Peindre les Space Marines
Adrian Wood
Games Workshop
How to paint Space Marines sort en 2004. Si vous êtes allergique à la langue de Shakespeare, rassurez-vous, le bouquin n’est pas rédigé en anglais élisabéthain mais en anglais moderne. Il existe aussi en français sous le titre Peindre les Space Marines ou Comment peindre les Space Marines selon les éditions.
En 2026, quand il existe tant de tutos en vidéo pour la peinture, un livre papier a-t-il encore de l’intérêt ?
Je dirais que ça dépend des bouquins et ça dépend aussi de votre situation en peinture.
Si vous partez de zéro, débutant complet qui n’a jamais touché une figurine ni un pinceau, ce genre de guide peut vous aider à mettre le pied à l’étrier. Il passe en revue le matos de base (pinceau, pinces, colle…), ainsi que les différentes techniques et étapes de peinture depuis la sous-couche à la bombe jusqu’à la micro touche de lumière sur un coin de spallière. Donc un bon point de départ pour vous équiper et voir le chemin qui vous attend. Sa lecture permet aussi d’acquérir le vocabulaire propre à ce hobby.

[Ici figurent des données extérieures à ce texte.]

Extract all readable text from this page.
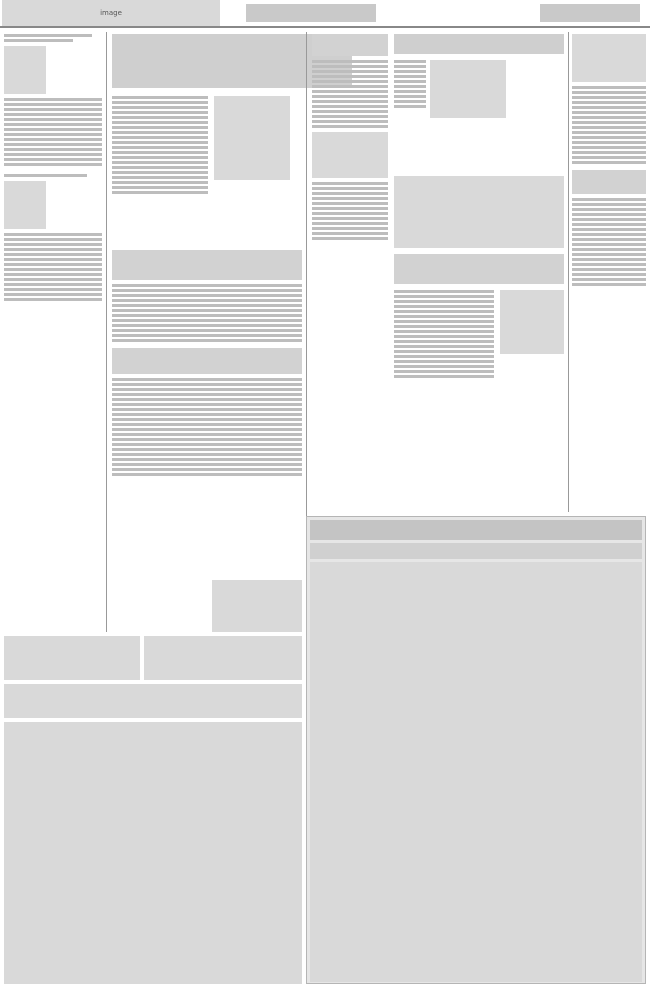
image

Plutôt que celui-ci qui est déjà tourné vers un domaine précis et léger sur la technique, préférez Peindre les figurines Citadel qui reste un guide de démarrage très valable.
Vu qu’on a les notices fournies dans les boîtes, la partie dédiée au montage des figurines n’est pas intéressante. Elle aurait gagné à moins enfoncer des portes ouvertes (comme coller ensemble les différents éléments de la fig, merci, on n’aurait pas deviné) et à insister davantage sur l’étape préliminaire de lavage et ébarbage, trop vite survolée.

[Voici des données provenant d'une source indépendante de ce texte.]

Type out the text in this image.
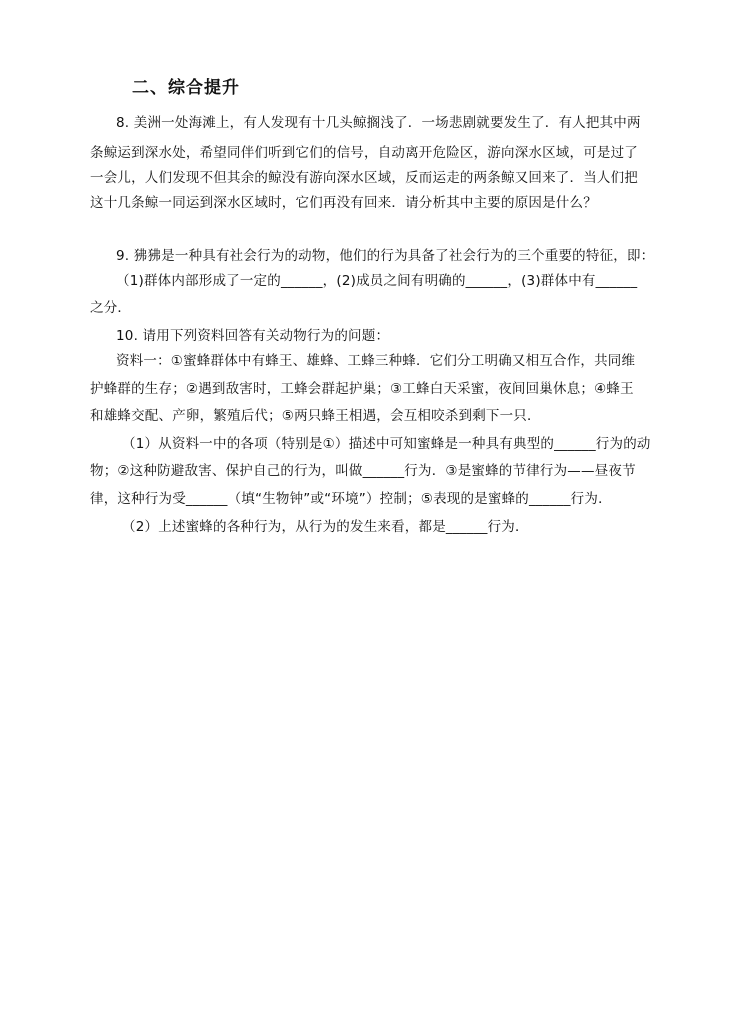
二、综合提升
8. 美洲一处海滩上，有人发现有十几头鲸搁浅了．一场悲剧就要发生了．有人把其中两
条鲸运到深水处，希望同伴们听到它们的信号，自动离开危险区，游向深水区域，可是过了
一会儿，人们发现不但其余的鲸没有游向深水区域，反而运走的两条鲸又回来了．当人们把
这十几条鲸一同运到深水区域时，它们再没有回来．请分析其中主要的原因是什么？
9. 狒狒是一种具有社会行为的动物，他们的行为具备了社会行为的三个重要的特征，即：
（1)群体内部形成了一定的______，(2)成员之间有明确的______，(3)群体中有______
之分．
10. 请用下列资料回答有关动物行为的问题：
资料一：①蜜蜂群体中有蜂王、雄蜂、工蜂三种蜂．它们分工明确又相互合作，共同维
护蜂群的生存；②遇到敌害时，工蜂会群起护巢；③工蜂白天采蜜，夜间回巢休息；④蜂王
和雄蜂交配、产卵，繁殖后代；⑤两只蜂王相遇，会互相咬杀到剩下一只．
（1）从资料一中的各项（特别是①）描述中可知蜜蜂是一种具有典型的______行为的动
物；②这种防避敌害、保护自己的行为，叫做______行为．③是蜜蜂的节律行为——昼夜节
律，这种行为受______（填“生物钟”或“环境”）控制；⑤表现的是蜜蜂的______行为．
（2）上述蜜蜂的各种行为，从行为的发生来看，都是______行为．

Les quelques pages dédiées aux conversions partaient d’une bonne intention et loupent le coche, pas assez généralistes, trop focalisées sur un seul et unique exemple.

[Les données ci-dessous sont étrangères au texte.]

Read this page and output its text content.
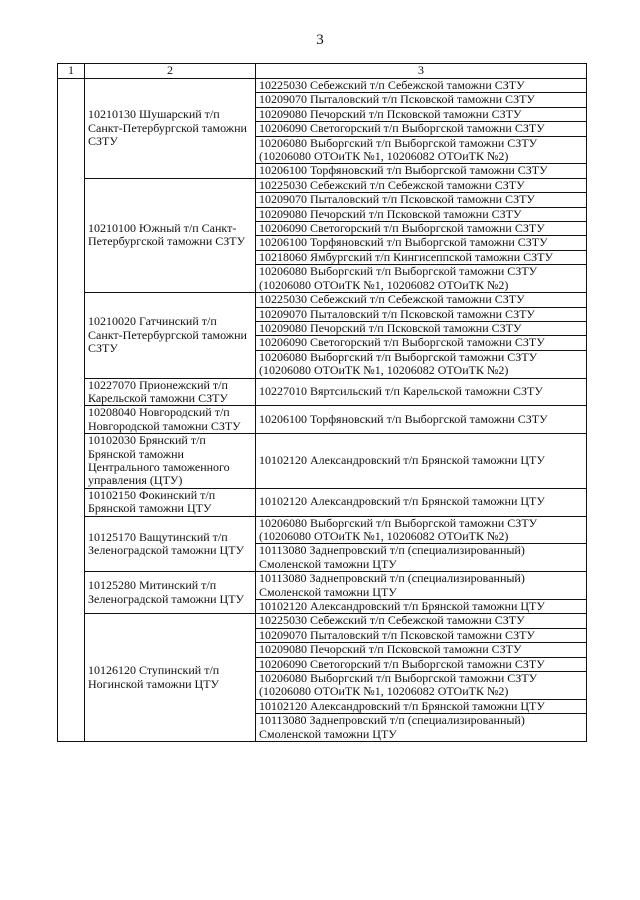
3
1	2	3
	10210130 Шушарский т/п Санкт-Петербургской таможни СЗТУ	10225030 Себежский т/п Себежской таможни СЗТУ
		10209070 Пыталовский т/п Псковской таможни СЗТУ
		10209080 Печорский т/п Псковской таможни СЗТУ
		10206090 Светогорский т/п Выборгской таможни СЗТУ
		10206080 Выборгский т/п Выборгской таможни СЗТУ (10206080 ОТОиТК №1, 10206082 ОТОиТК №2)
		10206100 Торфяновский т/п Выборгской таможни СЗТУ
	10210100 Южный т/п Санкт-Петербургской таможни СЗТУ	10225030 Себежский т/п Себежской таможни СЗТУ
		10209070 Пыталовский т/п Псковской таможни СЗТУ
		10209080 Печорский т/п Псковской таможни СЗТУ
		10206090 Светогорский т/п Выборгской таможни СЗТУ
		10206100 Торфяновский т/п Выборгской таможни СЗТУ
		10218060 Ямбургский т/п Кингисеппской таможни СЗТУ
		10206080 Выборгский т/п Выборгской таможни СЗТУ (10206080 ОТОиТК №1, 10206082 ОТОиТК №2)
	10210020 Гатчинский т/п Санкт-Петербургской таможни СЗТУ	10225030 Себежский т/п Себежской таможни СЗТУ
		10209070 Пыталовский т/п Псковской таможни СЗТУ
		10209080 Печорский т/п Псковской таможни СЗТУ
		10206090 Светогорский т/п Выборгской таможни СЗТУ
		10206080 Выборгский т/п Выборгской таможни СЗТУ (10206080 ОТОиТК №1, 10206082 ОТОиТК №2)
	10227070 Прионежский т/п Карельской таможни СЗТУ	10227010 Вяртсильский т/п Карельской таможни СЗТУ
	10208040 Новгородский т/п Новгородской таможни СЗТУ	10206100 Торфяновский т/п Выборгской таможни СЗТУ
	10102030 Брянский т/п Брянской таможни Центрального таможенного управления (ЦТУ)	10102120 Александровский т/п Брянской таможни ЦТУ
	10102150 Фокинский т/п Брянской таможни ЦТУ	10102120 Александровский т/п Брянской таможни ЦТУ
	10125170 Ващутинский т/п Зеленоградской таможни ЦТУ	10206080 Выборгский т/п Выборгской таможни СЗТУ (10206080 ОТОиТК №1, 10206082 ОТОиТК №2)
		10113080 Заднепровский т/п (специализированный) Смоленской таможни ЦТУ
	10125280 Митинский т/п Зеленоградской таможни ЦТУ	10113080 Заднепровский т/п (специализированный) Смоленской таможни ЦТУ
		10102120 Александровский т/п Брянской таможни ЦТУ
	10126120 Ступинский т/п Ногинской таможни ЦТУ	10225030 Себежский т/п Себежской таможни СЗТУ
		10209070 Пыталовский т/п Псковской таможни СЗТУ
		10209080 Печорский т/п Псковской таможни СЗТУ
		10206090 Светогорский т/п Выборгской таможни СЗТУ
		10206080 Выборгский т/п Выборгской таможни СЗТУ (10206080 ОТОиТК №1, 10206082 ОТОиТК №2)
		10102120 Александровский т/п Брянской таможни ЦТУ
		10113080 Заднепровский т/п (специализированный) Смоленской таможни ЦТУ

C’est après qu’on entre enfin dans le vif du sujet : les Space Marines de Warhammer 40,000. Et là, ce manuel reste d’actualité et aussi bien les peintres confirmés que les néophytes pourront y trouver leur compte. Ultramarines, Blood Angels, Dark Angels, Black Templars et Space Wolves occupent une petite cinquantaine de pages couvertes de figurines : marines tactiques, Terminators, chapelains, escouades d’assaut, scouts, véhicules… Si tous les schémas de couleurs de toutes les unités ne sont pas passés en revue, il y a quand même déjà de quoi faire. Les autres chapitres auront droit à un traitement bien plus rapide – cinq figurines chacun –, que ce soit ceux de la Première fondation, les chapitres successeurs ou certaines formations spécifiques (Chevaliers gris, Légion des Damnés, Deathwatch).
Le dernier segment couvre la création d’un chapitre maison. Cette boîte à outils est très détaillée sur ce qui touche au schéma de couleurs, au nom et à l’héraldique, lacunaire sur le reste (histoire, organisation, tactiques de combat). À la fois très bien et très incomplet sur ce sujet, donc.
À l’arrivée, on se dit que le titre est un peu trompeur. Le “comment” n’est pas tant à prendre comme un “quelle technique” mais plutôt “quelle couleur”. Le but de ce guide est d’abord de présenter les schémas de couleurs des chapitres et pas trop d’expliquer les méthodes pour les appliquer (brossage, lavis, glacis…), ce qui tire son intérêt vers le bas alors qu’il aurait pu être exhaustif sur la question avec une poignée de pages supplémentaires. À prendre comme un nuancier plus qu’un tuto.